(a) The certificate of incorporation or the bylaws may require that any or all internal corporate claims shall be brought exclusively in any specified court or courts of this state and, if so specified, in any additional courts in this state or in any other jurisdictions with which the corporation has a reasonable relationship.
(b) A provision of the certificate of incorporation or bylaws adopted under subsection (a) shall not have the effect of conferring jurisdiction on any court or over any person or claim, and shall not apply if none of the courts specified by that provision has the requisite personal and subject matter jurisdiction. If the court or courts of this state specified in a provision adopted under subsection (a) do not have the requisite personal and subject matter jurisdiction and another court of this state does have jurisdiction, then the internal corporate claim may be brought in the other court of this state, notwithstanding that the other court of this state is not specified in that provision, and in any other court specified in that provision that has the requisite jurisdiction.

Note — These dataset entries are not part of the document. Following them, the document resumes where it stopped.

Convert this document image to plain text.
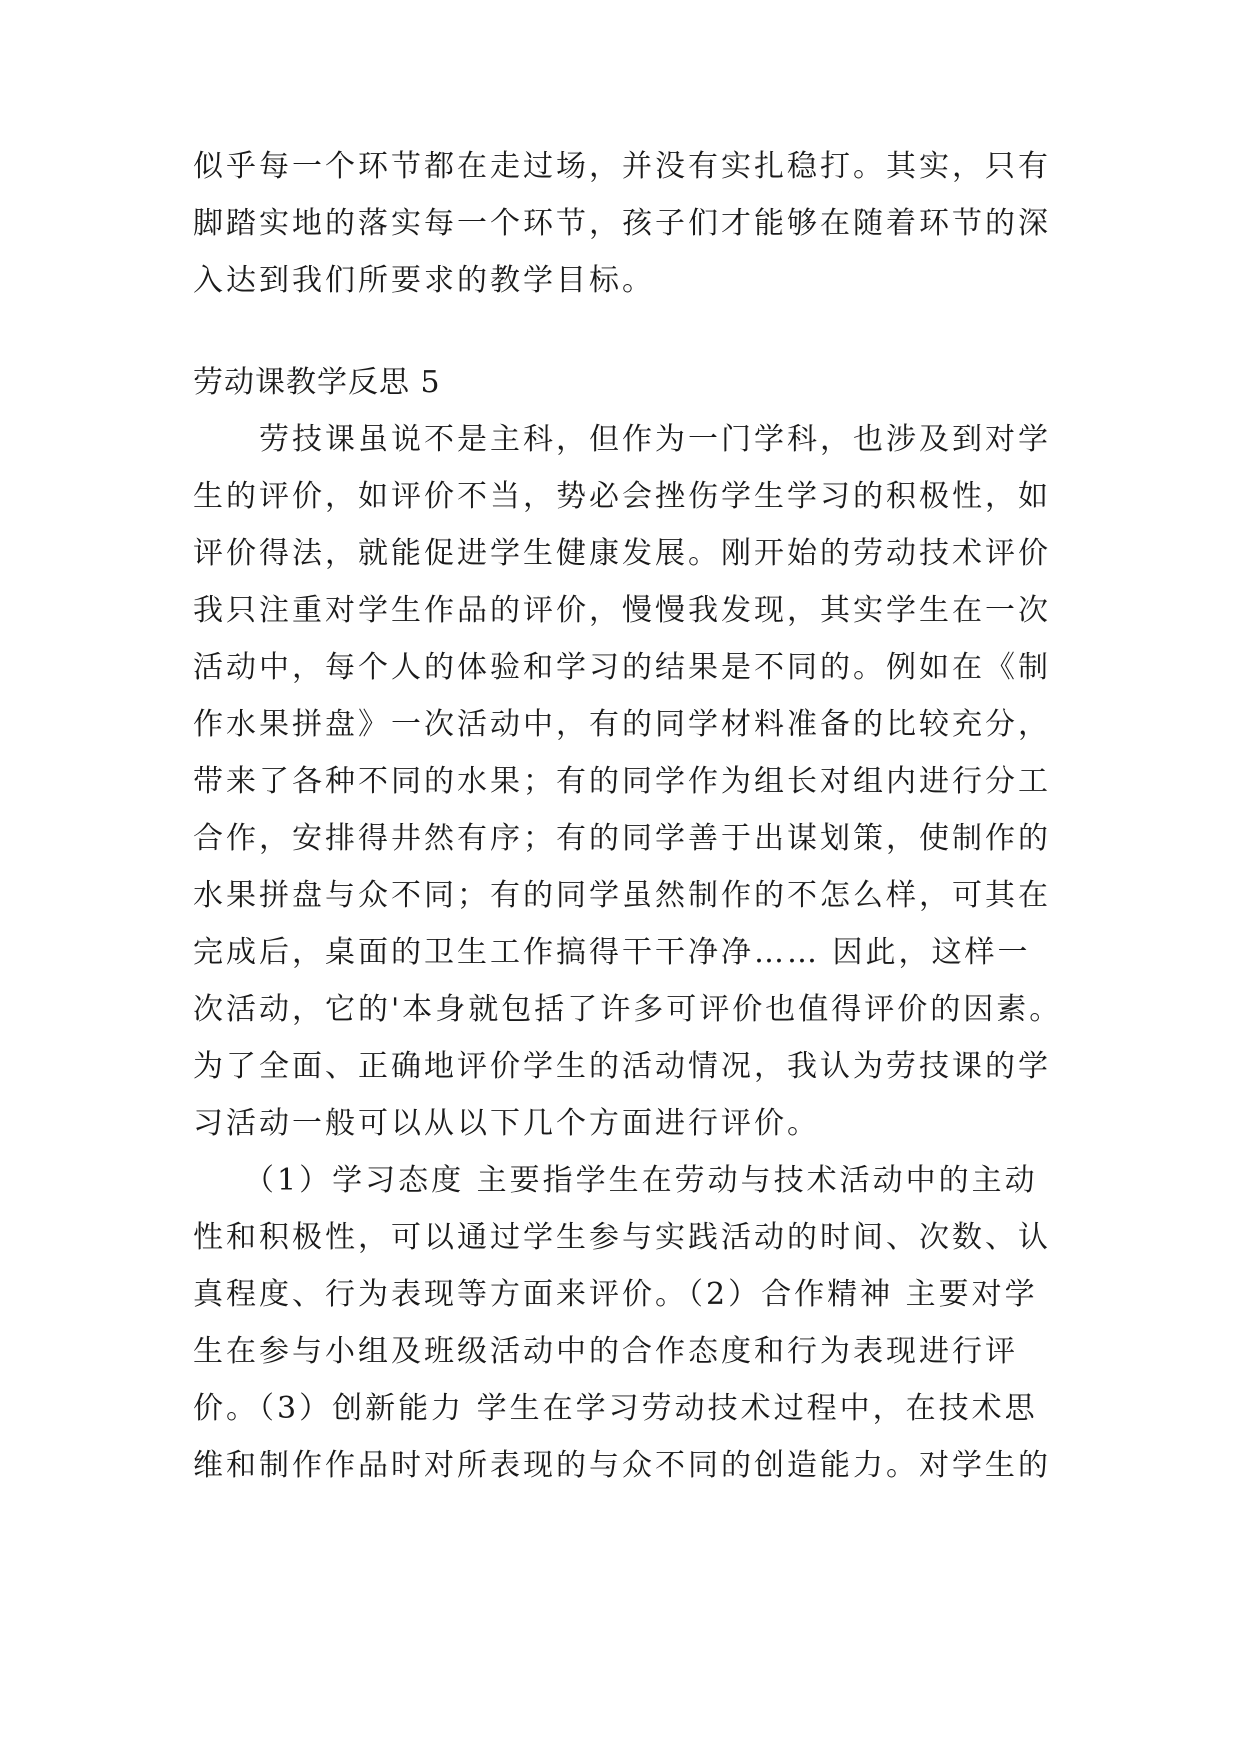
似乎每一个环节都在走过场，并没有实扎稳打。其实，只有
脚踏实地的落实每一个环节，孩子们才能够在随着环节的深
入达到我们所要求的教学目标。
劳动课教学反思 5
　　劳技课虽说不是主科，但作为一门学科，也涉及到对学
生的评价，如评价不当，势必会挫伤学生学习的积极性，如
评价得法，就能促进学生健康发展。刚开始的劳动技术评价
我只注重对学生作品的评价，慢慢我发现，其实学生在一次
活动中，每个人的体验和学习的结果是不同的。例如在《制
作水果拼盘》一次活动中，有的同学材料准备的比较充分，
带来了各种不同的水果；有的同学作为组长对组内进行分工
合作，安排得井然有序；有的同学善于出谋划策，使制作的
水果拼盘与众不同；有的同学虽然制作的不怎么样，可其在
完成后，桌面的卫生工作搞得干干净净…… 因此，这样一
次活动，它的'本身就包括了许多可评价也值得评价的因素。
为了全面、正确地评价学生的活动情况，我认为劳技课的学
习活动一般可以从以下几个方面进行评价。
　　（1）学习态度 主要指学生在劳动与技术活动中的主动
性和积极性，可以通过学生参与实践活动的时间、次数、认
真程度、行为表现等方面来评价。（2）合作精神 主要对学
生在参与小组及班级活动中的合作态度和行为表现进行评
价。（3）创新能力 学生在学习劳动技术过程中，在技术思
维和制作作品时对所表现的与众不同的创造能力。对学生的
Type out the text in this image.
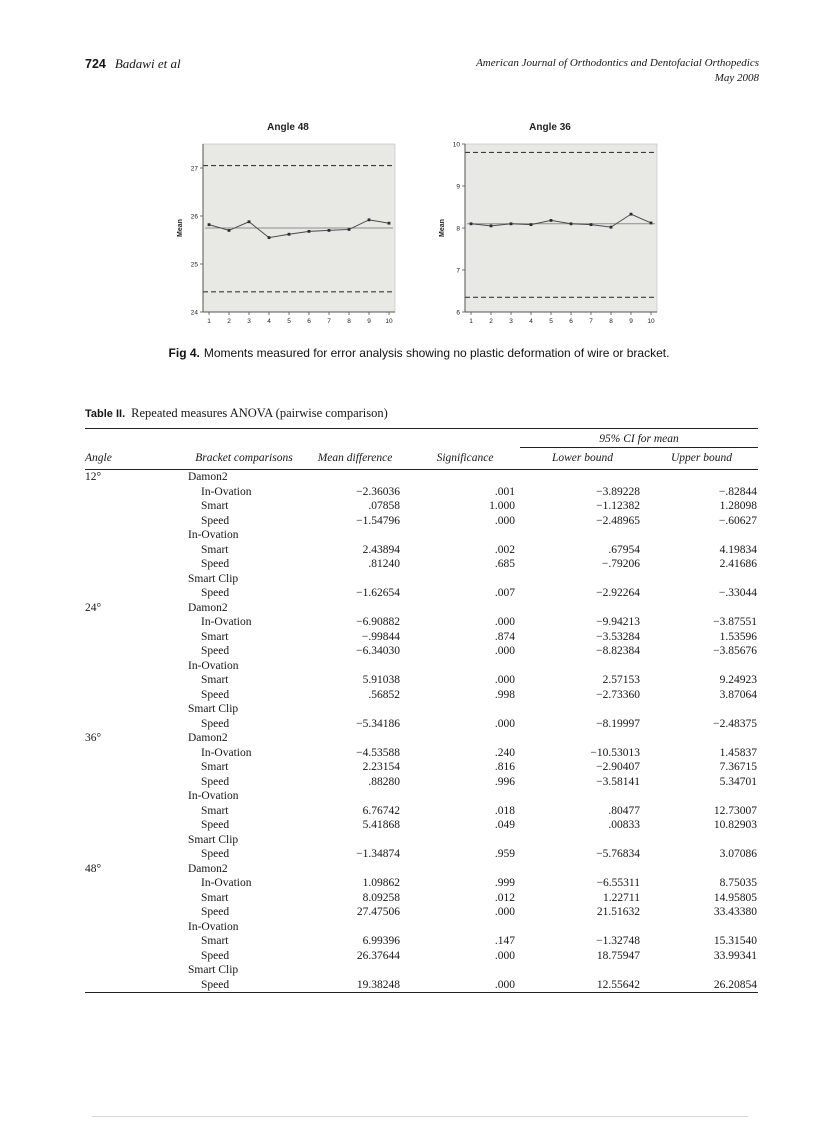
724 Badawi et al	American Journal of Orthodontics and Dentofacial Orthopedics
May 2008
Angle 48
24
25
26
27
1	2	3	4	5	6	7	8	9 10
Mean
Angle 36
6
7
8
9
10
1	2	3	4	5	6	7	8	9 10
Mean

Fig 4. Moments measured for error analysis showing no plastic deformation of wire or bracket.

Table II. Repeated measures ANOVA (pairwise comparison)

				95% CI for mean	
Angle	Bracket comparisons	Mean difference	Significance	Lower bound	Upper bound
12°	Damon2				
	In-Ovation	−2.36036	.001	−3.89228	−.82844
	Smart	.07858	1.000	−1.12382	1.28098
	Speed	−1.54796	.000	−2.48965	−.60627
	In-Ovation				
	Smart	2.43894	.002	.67954	4.19834
	Speed	.81240	.685	−.79206	2.41686
	Smart Clip				
	Speed	−1.62654	.007	−2.92264	−.33044
24°	Damon2				
	In-Ovation	−6.90882	.000	−9.94213	−3.87551
	Smart	−.99844	.874	−3.53284	1.53596
	Speed	−6.34030	.000	−8.82384	−3.85676
	In-Ovation				
	Smart	5.91038	.000	2.57153	9.24923
	Speed	.56852	.998	−2.73360	3.87064
	Smart Clip				
	Speed	−5.34186	.000	−8.19997	−2.48375
36°	Damon2				
	In-Ovation	−4.53588	.240	−10.53013	1.45837
	Smart	2.23154	.816	−2.90407	7.36715
	Speed	.88280	.996	−3.58141	5.34701
	In-Ovation				
	Smart	6.76742	.018	.80477	12.73007
	Speed	5.41868	.049	.00833	10.82903
	Smart Clip				
	Speed	−1.34874	.959	−5.76834	3.07086
48°	Damon2				
	In-Ovation	1.09862	.999	−6.55311	8.75035
	Smart	8.09258	.012	1.22711	14.95805
	Speed	27.47506	.000	21.51632	33.43380
	In-Ovation				
	Smart	6.99396	.147	−1.32748	15.31540
	Speed	26.37644	.000	18.75947	33.99341
	Smart Clip				
	Speed	19.38248	.000	12.55642	26.20854
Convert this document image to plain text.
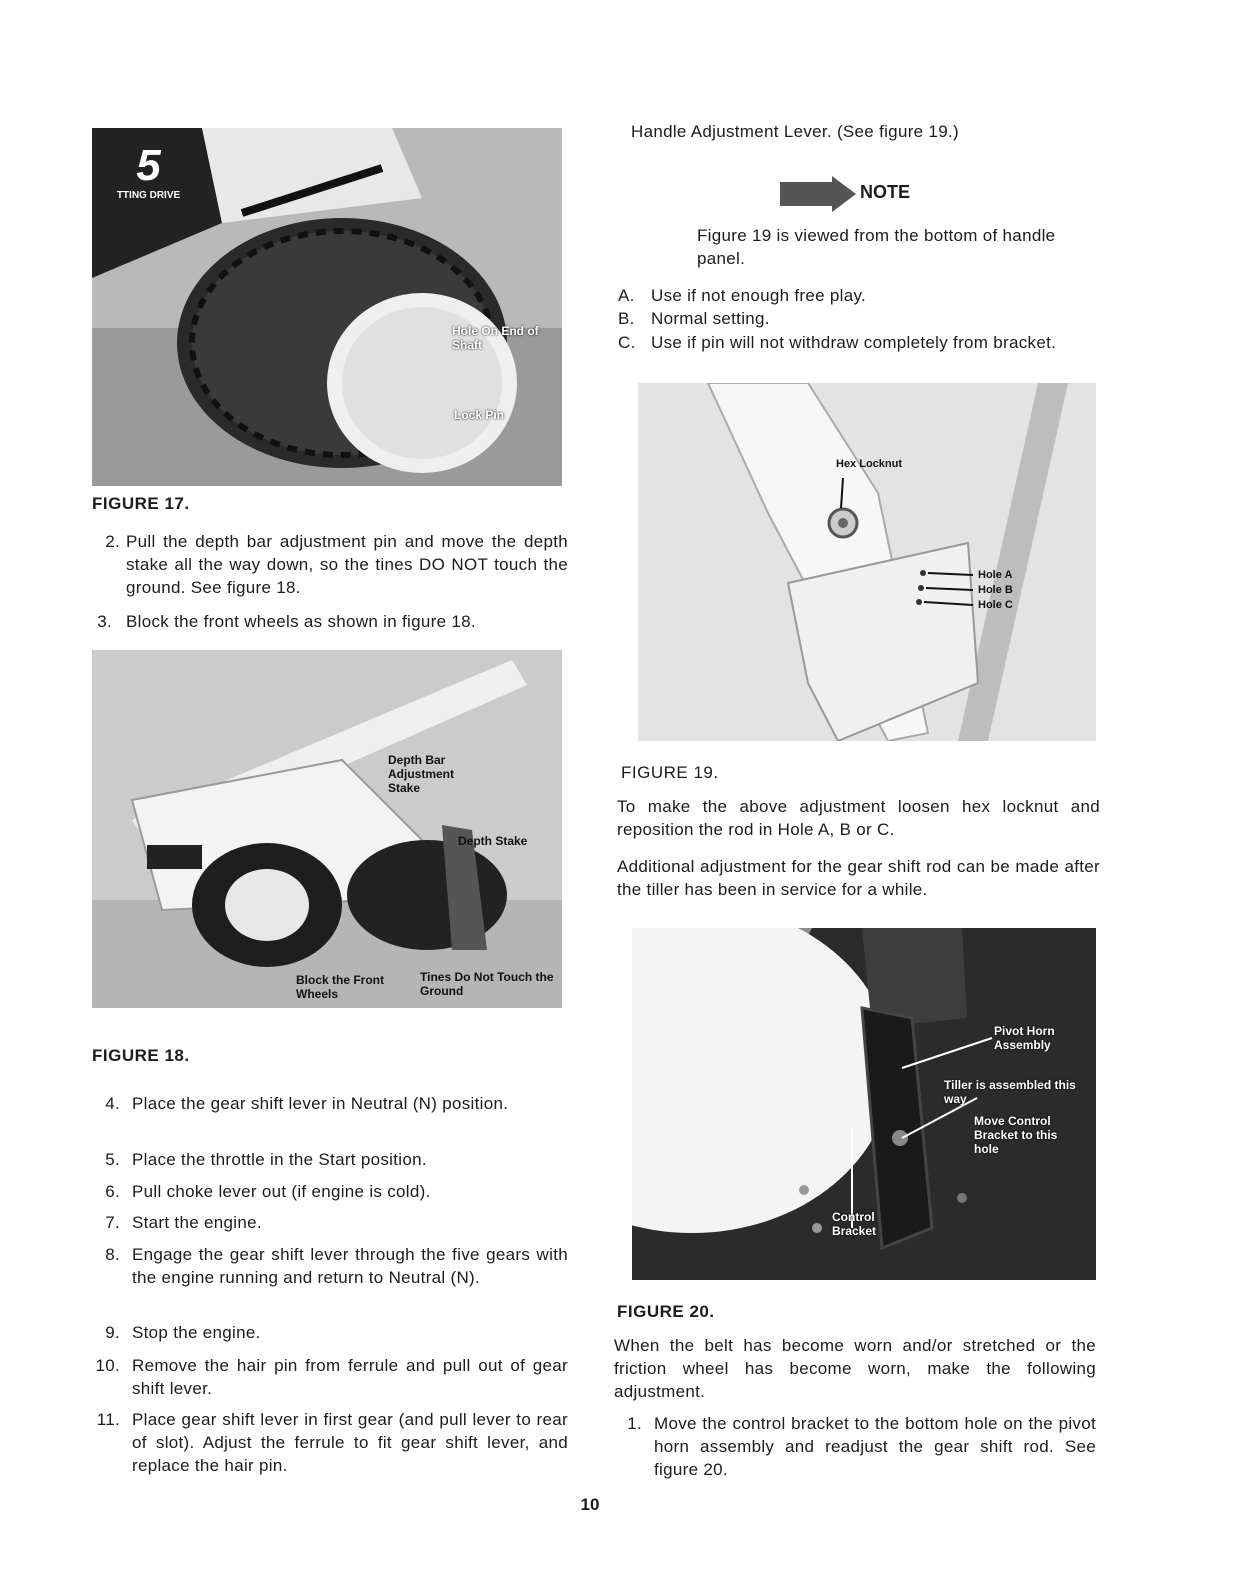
5
TTING DRIVE
Hole On End of Shaft
Lock Pin
FIGURE 17.
2. Pull the depth bar adjustment pin and move the depth stake all the way down, so the tines DO NOT touch the ground. See figure 18.
3. Block the front wheels as shown in figure 18.
Depth Bar Adjustment Stake
Depth Stake
Block the Front Wheels
Tines Do Not Touch the Ground
FIGURE 18.
4. Place the gear shift lever in Neutral (N) position.
5. Place the throttle in the Start position.
6. Pull choke lever out (if engine is cold).
7. Start the engine.
8. Engage the gear shift lever through the five gears with the engine running and return to Neutral (N).
9. Stop the engine.
10. Remove the hair pin from ferrule and pull out of gear shift lever.
11. Place gear shift lever in first gear (and pull lever to rear of slot). Adjust the ferrule to fit gear shift lever, and replace the hair pin.
Handle Adjustment Lever. (See figure 19.)
NOTE
Figure 19 is viewed from the bottom of handle panel.
A. Use if not enough free play.
B. Normal setting.
C. Use if pin will not withdraw completely from bracket.
Hex Locknut
Hole A
Hole B
Hole C
FIGURE 19.
To make the above adjustment loosen hex locknut and reposition the rod in Hole A, B or C.
Additional adjustment for the gear shift rod can be made after the tiller has been in service for a while.
Pivot Horn Assembly
Tiller is assembled this way
Move Control Bracket to this hole
Control Bracket
FIGURE 20.
When the belt has become worn and/or stretched or the friction wheel has become worn, make the following adjustment.
1. Move the control bracket to the bottom hole on the pivot horn assembly and readjust the gear shift rod. See figure 20.
10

(c) No provision of the certificate of incorporation or the bylaws may prohibit bringing an internal corporate claim in the courts of this state or require those claims to be determined by arbitration.
(d) "Internal corporate claim" means, for the purposes of this section, (i) any claim that is based upon a violation of a duty under the laws of this state by a current or former director, officer, or stockholder in their capacities as such, (ii) any derivative action or proceeding brought on behalf of the corporation, (iii) any action asserting a claim arising pursuant to any provision of this chapter or the certificate of incorporation or bylaws, or (iv) any action asserting a claim governed by the internal affairs doctrine that is not included in (i) through (iii) above.